How to Include Word Of Mouth Impressions (S1-E000-03)

The third area of experiential marketing impression counting that we want to bring to your attention is Word Of Mouth impressions or the viral spread of impressions generated from the consumer advocacy.

valiantly This is Part 3 in a 4-part series detailing the contents of Podcast OOO – Pilot: Defining the Dollar Value of Impressions.
Fuyang (Go to Part 1 | Part 2 | Part 3 | Part 4)
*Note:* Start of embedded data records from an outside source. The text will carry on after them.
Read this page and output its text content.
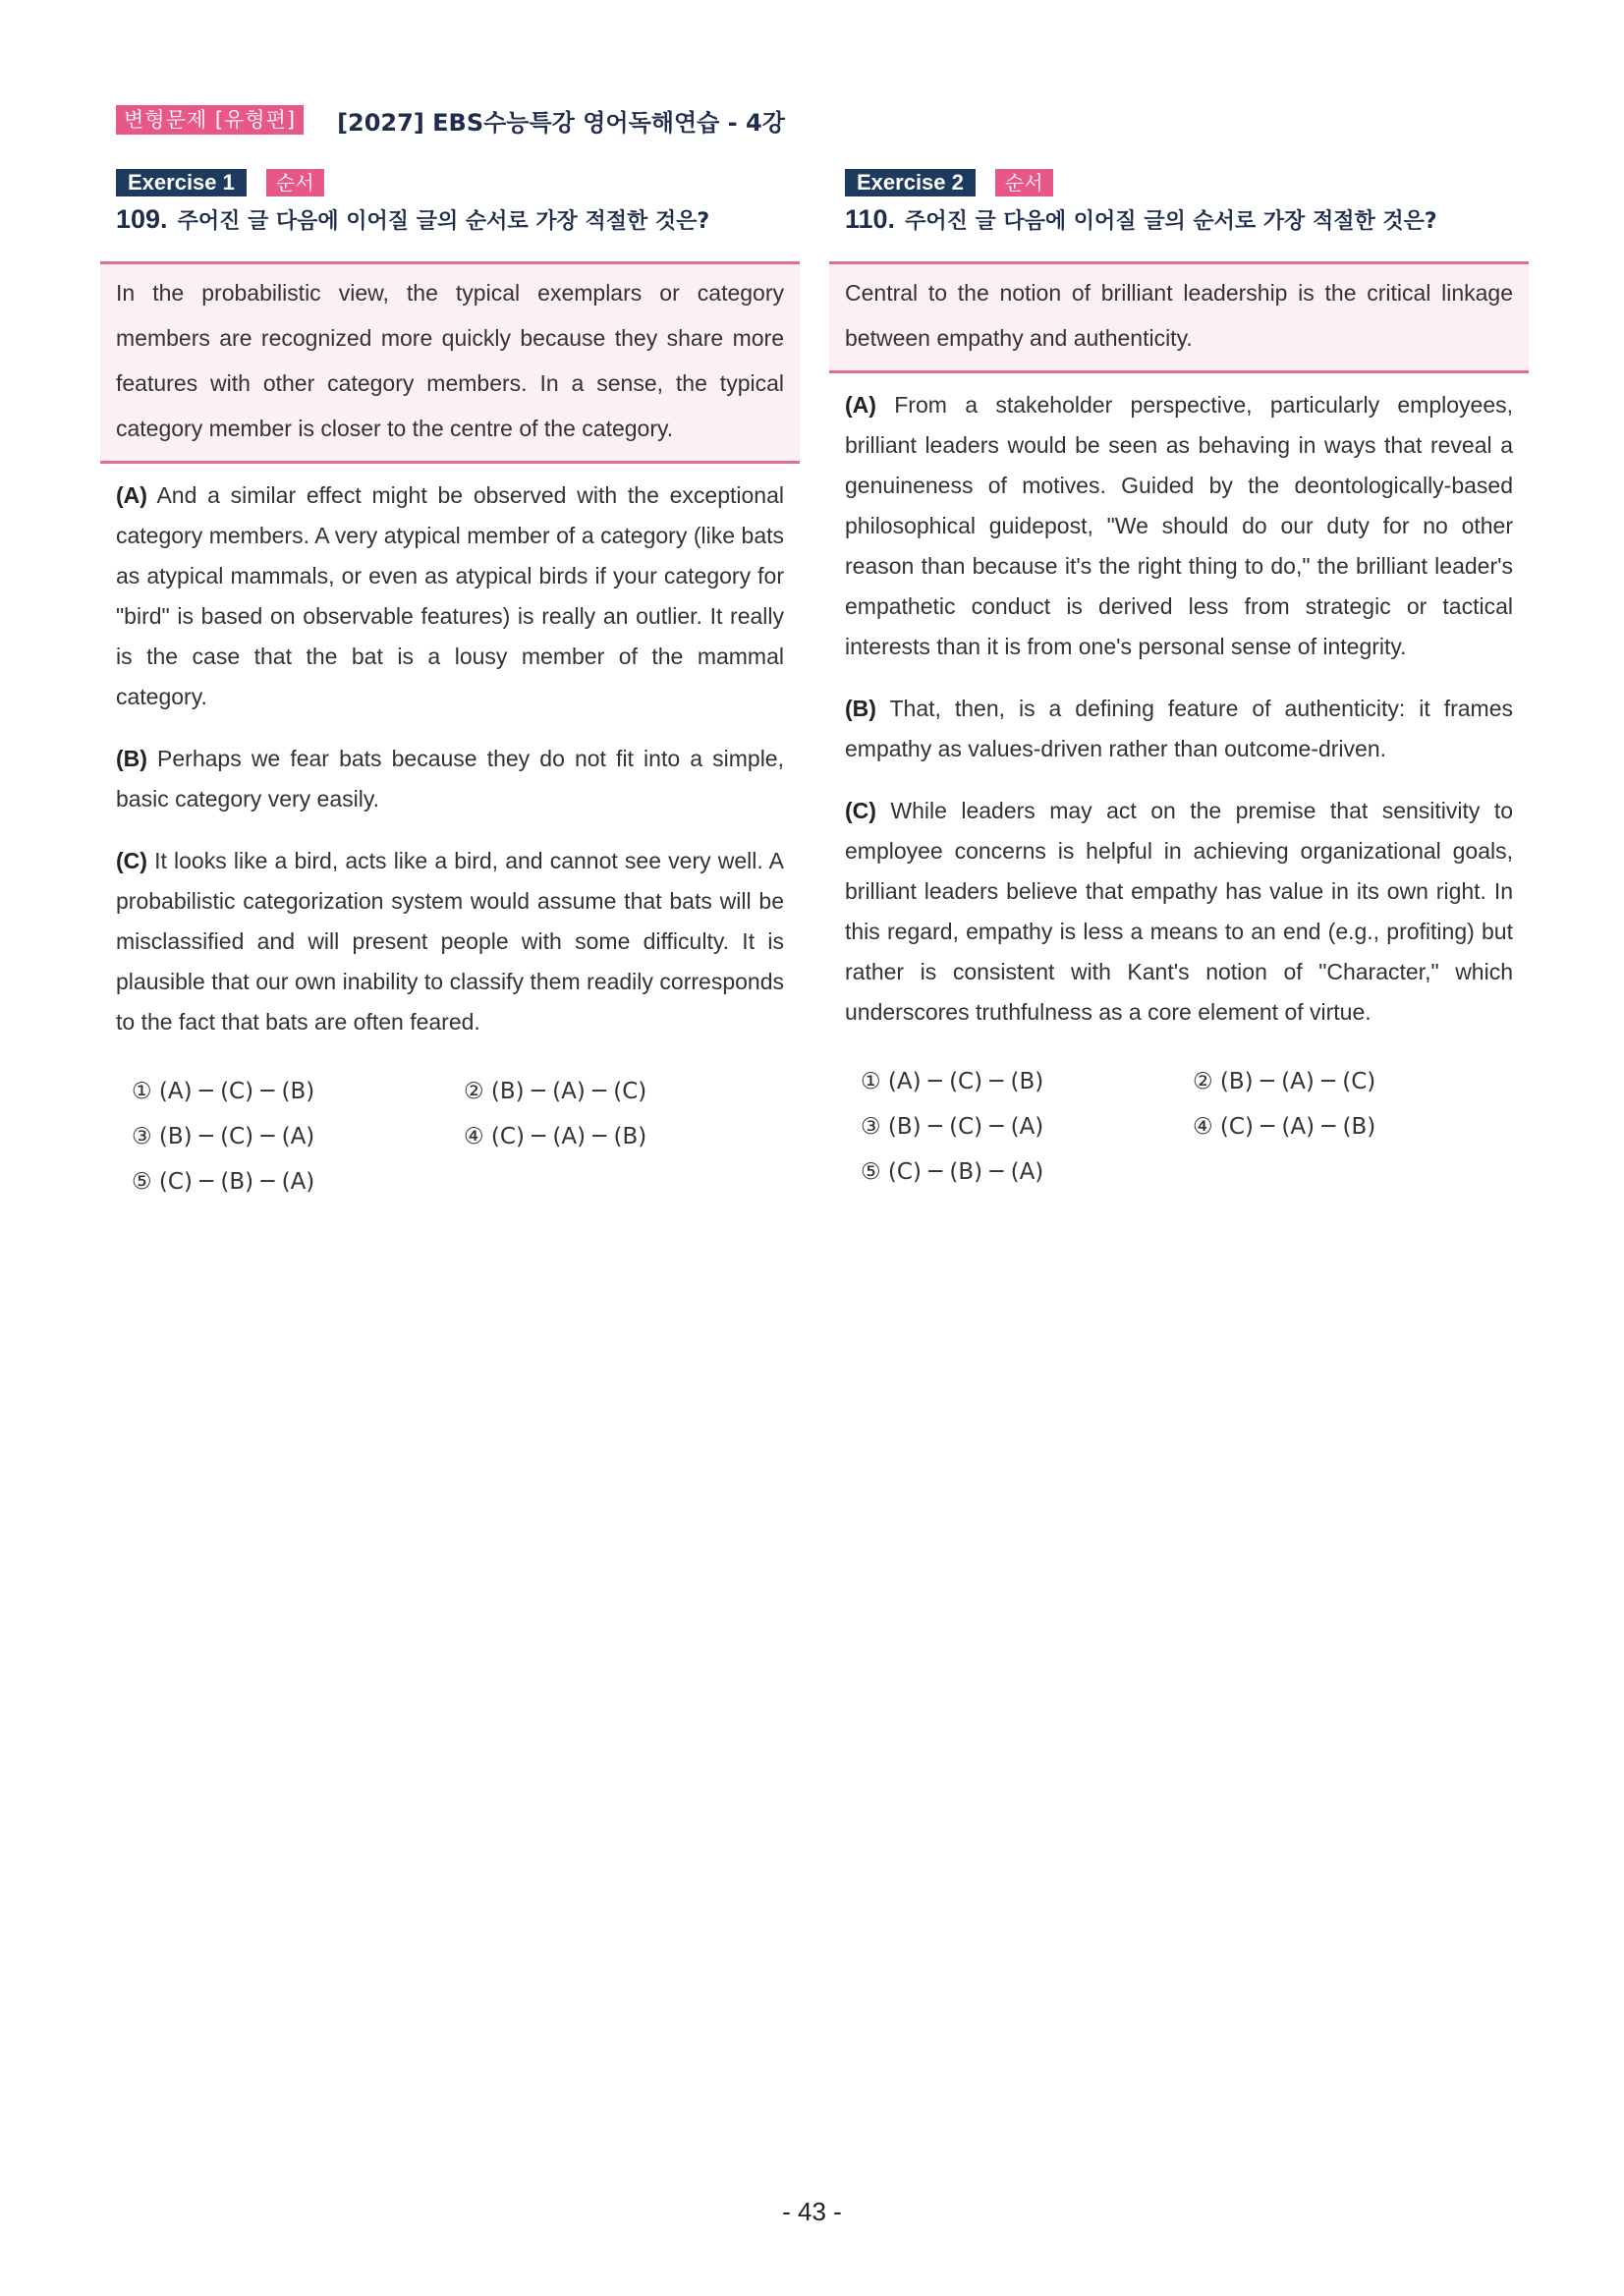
변형문제 [유형편]	[2027] EBS수능특강 영어독해연습 - 4강
Exercise 1	순서
109. 주어진 글 다음에 이어질 글의 순서로 가장 적절한 것은?
In the probabilistic view, the typical exemplars or category members are recognized more quickly because they share more features with other category members. In a sense, the typical category member is closer to the centre of the category.
(A) And a similar effect might be observed with the exceptional category members. A very atypical member of a category (like bats as atypical mammals, or even as atypical birds if your category for "bird" is based on observable features) is really an outlier. It really is the case that the bat is a lousy member of the mammal category.
(B) Perhaps we fear bats because they do not fit into a simple, basic category very easily.
(C) It looks like a bird, acts like a bird, and cannot see very well. A probabilistic categorization system would assume that bats will be misclassified and will present people with some difficulty. It is plausible that our own inability to classify them readily corresponds to the fact that bats are often feared.
① (A) ─ (C) ─ (B)	② (B) ─ (A) ─ (C)
③ (B) ─ (C) ─ (A)	④ (C) ─ (A) ─ (B)
⑤ (C) ─ (B) ─ (A)
Exercise 2	순서
110. 주어진 글 다음에 이어질 글의 순서로 가장 적절한 것은?
Central to the notion of brilliant leadership is the critical linkage between empathy and authenticity.
(A) From a stakeholder perspective, particularly employees, brilliant leaders would be seen as behaving in ways that reveal a genuineness of motives. Guided by the deontologically-based philosophical guidepost, "We should do our duty for no other reason than because it's the right thing to do," the brilliant leader's empathetic conduct is derived less from strategic or tactical interests than it is from one's personal sense of integrity.
(B) That, then, is a defining feature of authenticity: it frames empathy as values-driven rather than outcome-driven.
(C) While leaders may act on the premise that sensitivity to employee concerns is helpful in achieving organizational goals, brilliant leaders believe that empathy has value in its own right. In this regard, empathy is less a means to an end (e.g., profiting) but rather is consistent with Kant's notion of "Character," which underscores truthfulness as a core element of virtue.
① (A) ─ (C) ─ (B)	② (B) ─ (A) ─ (C)
③ (B) ─ (C) ─ (A)	④ (C) ─ (A) ─ (B)
⑤ (C) ─ (B) ─ (A)
- 43 -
Word of mouth is based on the number of advocates that you create and is a part of your onsite experience. Advocacy is often measured with an exit survey. Above all, if you don’t have an exit survey as a part of your activation, you should consider one.

(You can listen to the full podcast episode below.)

How to Measure Word-of-Mouth

In the absence of an exit survey, you can rely on benchmarks. That is to say industry benchmarks around “recommend intent” at different kinds of venues, markets, consumer types will vary.

PortMA’s Benchmark Solutions

Once you get access to them, these benchmarks will also serve you well. If you have access to any other net promoter score work or basic measures of “recommend intent,” you can repurpose that for your word-of-mouth impressions as well.

For instance, use a recommend intent benchmark as a multiplier against the number of people you engaged in the experience. This will provide you an estimate of the number of advocates that you generated as a part of your activation. And this is going to be a reliable estimate. Let’s say you engaged 100 people and you had an 80% advocacy or 80% recommend intent, then it’s fair to say that 80 people left the event with a high likelihood to recommend the brand.

So, how many people did they tell? How do we know how that translates into impressions?

So, how many people did they tell? How do we know how that translates into impressions? I recommend that you lean on a study that was done in 2006 by the Keller Fay Group. This study was called “The Single Source Word of Mouth (WOM) Measurement.” In this study, they cited research on how often people talk about brands when they have a positive experience and the rate at which they’re talking to people.

As a result, this gives you a multiplier that usually averages somewhere between three and seven people told. You can take your advocates, in this case, the 80 advocates and you can multiply it by whatever that multiplier is to get your word of mouth impression estimate.

Further Reading

The fourth and final article in this series considers how you translate these impression counts into a legitimate dollar value. You can read about this on how to calculate the value of experiential marketing impressions in our article titled, “Calculating the Dollar Value of Experiential Marketing Impressions.”